Une femme en visite à la Prison de Montbéliard obligée de retirer son voile

(photo Google)

La scène, décrite dans un article de Médiapart du 21/08/2018, remonte au mardi 26 juin 2018 et s’est déroulée à la Prison de Montbéliard. Une femme, accompagnée de sa fille, vient rendre visite pour la 3ème fois à son fils incarcéré à la maison d’arrêt montbéliardaise. Lors de l’accueil, un surveillant pénitentiaire lui demande de retirer son voile pour le contrôle d’identité. La fille accompagnant la dame précise à Médiapart qu’elle a demandé au surveillant les raisons de telles mesures, qui n’étaient pas d’usage précédemment : « Ma mère s’est exécutée pour ne pas avoir de problème et afin d’éviter de quelconques représailles sur mon frère incarcéré. On a suffisamment eu de problèmes avec la justice avec mon petit frère pour ne pas en rajouter. C’est de la discrimination mais c’est presque un quotidien pour nous, musulmans. Cela reste violent, surtout lorsque c’est fait sur une personne comme ma mère, qui a son âge et qui va tout de suite obéir. C’est pour cela que je suis intervenue ». Cependant, le surveillant n’aurait apporté aucune précision sur sa demande. Le frère de la dame aurait également écrit un courrier au directeur de l’établissement, sans avoir eu de réponse selon Médiapart.

Tchador, hijab, niqab, burqa : qu’est-il interdit ?

Dans son article, Médiapart explique les consignes dans ce cas. Dans une note du 19 octobre 2011 concernant l’« accès des personnes voilées aux parloirs », voici ce que dit le texte de la Direction de l’Administration Pénitentiaire auprès des chefs d’établissement : « S’agissant des personnes qui souhaitent accéder aux parloirs, des difficultés de mise en œuvre de la loi ont été repérées plus particulièrement lorsqu’elles se présentent à l’établissement vêtues d’un voile ou d’un foulard. Source d’incompréhension et de tensions entre les visiteurs et les agents de l’administration pénitentiaire, ces difficultés doivent être levées. Le port d’un voile ou d’un foulard qui cache uniquement la chevelure et les oreilles est autorisé dans la mesure où le reste du visage n’est pas dissimulé (…). Il n’y a pas lieu d’interdire le port du tchador et du hijab. Les personnes qui en sont vêtues doivent donc pouvoir accéder à l’établissement sans se découvrir », contrairement au niqab ou à la burqa. Pour empêcher tout malentendu, le ministère accompagne ces recommandations d’un schéma rappelant les différents voiles.

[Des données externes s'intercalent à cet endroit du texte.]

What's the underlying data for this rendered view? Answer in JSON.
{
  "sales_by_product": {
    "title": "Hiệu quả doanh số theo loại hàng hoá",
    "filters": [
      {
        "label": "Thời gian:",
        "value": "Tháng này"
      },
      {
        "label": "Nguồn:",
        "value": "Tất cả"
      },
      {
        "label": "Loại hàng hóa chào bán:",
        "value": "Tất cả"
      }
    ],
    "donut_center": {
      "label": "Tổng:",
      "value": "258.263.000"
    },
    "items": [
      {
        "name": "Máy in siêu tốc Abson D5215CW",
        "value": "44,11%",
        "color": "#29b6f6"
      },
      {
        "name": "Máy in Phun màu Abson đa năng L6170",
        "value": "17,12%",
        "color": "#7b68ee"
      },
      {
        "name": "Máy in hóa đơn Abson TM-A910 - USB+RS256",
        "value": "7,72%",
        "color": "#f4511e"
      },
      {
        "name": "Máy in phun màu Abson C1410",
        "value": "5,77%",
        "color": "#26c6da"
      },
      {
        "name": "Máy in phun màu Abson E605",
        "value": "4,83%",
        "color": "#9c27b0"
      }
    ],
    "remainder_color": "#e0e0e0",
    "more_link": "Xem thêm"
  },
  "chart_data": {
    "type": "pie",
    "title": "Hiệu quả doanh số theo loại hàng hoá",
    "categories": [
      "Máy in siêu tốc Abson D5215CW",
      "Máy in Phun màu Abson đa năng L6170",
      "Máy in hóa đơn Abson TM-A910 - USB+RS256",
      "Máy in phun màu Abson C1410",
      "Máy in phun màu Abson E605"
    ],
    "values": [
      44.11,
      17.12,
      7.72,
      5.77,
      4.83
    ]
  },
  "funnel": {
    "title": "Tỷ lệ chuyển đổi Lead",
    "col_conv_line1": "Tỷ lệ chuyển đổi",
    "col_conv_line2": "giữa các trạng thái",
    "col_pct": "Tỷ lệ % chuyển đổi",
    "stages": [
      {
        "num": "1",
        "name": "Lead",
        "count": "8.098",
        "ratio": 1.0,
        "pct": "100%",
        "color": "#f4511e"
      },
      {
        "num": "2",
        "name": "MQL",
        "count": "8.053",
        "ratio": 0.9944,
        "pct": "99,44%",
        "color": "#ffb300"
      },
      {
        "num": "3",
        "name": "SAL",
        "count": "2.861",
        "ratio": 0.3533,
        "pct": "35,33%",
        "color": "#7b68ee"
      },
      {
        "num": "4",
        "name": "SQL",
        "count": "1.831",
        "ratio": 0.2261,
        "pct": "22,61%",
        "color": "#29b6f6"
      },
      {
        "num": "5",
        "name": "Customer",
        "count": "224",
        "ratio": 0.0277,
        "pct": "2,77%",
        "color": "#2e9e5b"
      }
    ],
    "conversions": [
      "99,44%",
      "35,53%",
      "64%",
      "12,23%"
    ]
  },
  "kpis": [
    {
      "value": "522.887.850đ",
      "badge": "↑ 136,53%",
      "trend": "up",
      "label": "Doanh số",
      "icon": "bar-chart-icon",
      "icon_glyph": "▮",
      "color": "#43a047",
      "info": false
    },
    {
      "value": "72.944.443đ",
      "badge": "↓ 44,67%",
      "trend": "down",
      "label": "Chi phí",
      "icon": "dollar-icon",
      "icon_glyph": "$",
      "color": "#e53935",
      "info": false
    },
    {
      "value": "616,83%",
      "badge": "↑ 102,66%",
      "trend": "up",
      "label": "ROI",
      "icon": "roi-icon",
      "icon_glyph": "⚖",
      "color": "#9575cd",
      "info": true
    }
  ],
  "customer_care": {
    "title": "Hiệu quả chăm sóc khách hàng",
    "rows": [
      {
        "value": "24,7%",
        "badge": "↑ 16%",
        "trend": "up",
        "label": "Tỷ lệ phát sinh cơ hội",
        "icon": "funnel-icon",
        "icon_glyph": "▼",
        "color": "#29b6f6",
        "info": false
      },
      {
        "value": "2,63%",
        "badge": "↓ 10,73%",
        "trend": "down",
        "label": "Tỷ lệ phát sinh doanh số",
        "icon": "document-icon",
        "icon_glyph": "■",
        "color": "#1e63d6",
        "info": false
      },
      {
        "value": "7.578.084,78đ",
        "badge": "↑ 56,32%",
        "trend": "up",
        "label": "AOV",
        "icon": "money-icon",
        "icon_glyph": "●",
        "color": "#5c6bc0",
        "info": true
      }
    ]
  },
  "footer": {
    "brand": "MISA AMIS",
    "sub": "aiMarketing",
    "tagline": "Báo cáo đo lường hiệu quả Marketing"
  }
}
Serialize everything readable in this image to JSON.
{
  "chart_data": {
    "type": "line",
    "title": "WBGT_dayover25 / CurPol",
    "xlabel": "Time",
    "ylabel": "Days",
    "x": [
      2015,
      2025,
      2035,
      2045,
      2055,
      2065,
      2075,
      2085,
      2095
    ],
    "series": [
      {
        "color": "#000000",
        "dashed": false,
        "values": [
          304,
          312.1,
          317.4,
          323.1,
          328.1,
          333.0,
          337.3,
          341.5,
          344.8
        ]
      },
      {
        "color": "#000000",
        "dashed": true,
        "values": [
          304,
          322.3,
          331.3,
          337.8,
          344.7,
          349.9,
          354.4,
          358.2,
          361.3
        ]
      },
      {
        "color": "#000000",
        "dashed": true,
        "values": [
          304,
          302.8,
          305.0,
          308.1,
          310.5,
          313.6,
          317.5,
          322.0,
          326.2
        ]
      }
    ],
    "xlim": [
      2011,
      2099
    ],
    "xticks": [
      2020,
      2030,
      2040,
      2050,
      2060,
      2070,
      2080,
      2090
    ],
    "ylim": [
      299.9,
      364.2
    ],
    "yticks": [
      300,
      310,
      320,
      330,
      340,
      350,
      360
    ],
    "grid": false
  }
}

« Faut-il refuser ou autoriser l’accès à une personne qui ne veut pas dévoiler l’intégralité de sa tête ? »

Cependant, il semblerait que la direction de la Maison d’Arrêt de Montbéliard ait décidé d’appliquer des règles plus strictes en se posant cette question : « Faut-il refuser ou autoriser l’accès à une personne qui ne veut pas dévoiler l’intégralité de sa tête ? ». Dans un mail du jeudi 19 juillet 2018 du Chef d’établissement de la Maison d’Arrêt de Montbéliard, que Médiapart publie dans son article du 21/08/2018, la réponse à la question est « Oui : l’accès à la maison d’arrêt implique le respect des procédures d’identification des personnes autorisées à y accéder. Toute personne accédant à la maison d’arrêt doit être clairement identifiable et identifiée ». Le mail se termine par : « La personne demandant accès au parloir doit s’identifier telle que présentée sur la photographie de la carte d’identité, passeport, permis de conduire (…). Nous sommes toujours en Plan Vigipirate, sécurité renforcée, risque attentat ».

« On doit vérifier parfois qu’il n’y ait rien de caché sous le voile, sous une casquette »

Médiapart a interrogé le premier secrétaire du Syndicat National des Directeurs Pénitentiaires qui déplore l’initiative. « Ce n’est absolument pas conforme aux directives en vigueur. Cela voudrait dire que l’on demande à chaque personne qui porte un foulard ou une casquette de l’ôter alors que le visage est identifiable. C’est arbitraire. De telles règles peuvent créer, inutilement, des tensions. On doit vérifier parfois qu’il n’y ait rien de caché sous le voile, sous une casquette, mais cela peut se faire par des palpations avec l’accord de la personne concernée. On ne demande pas à des femmes voilées dont le visage est identifiable d’enlever leur foulard. C’est outrepasser les pouvoirs qui nous sont conférés et c’est en quelque sorte illégal et source de discrimination ». Par ailleurs, le coordinateur pour l’Observatoire International des Prisons envisage de saisir le Tribunal administratif car la note, par le mail, ne serait pas légale.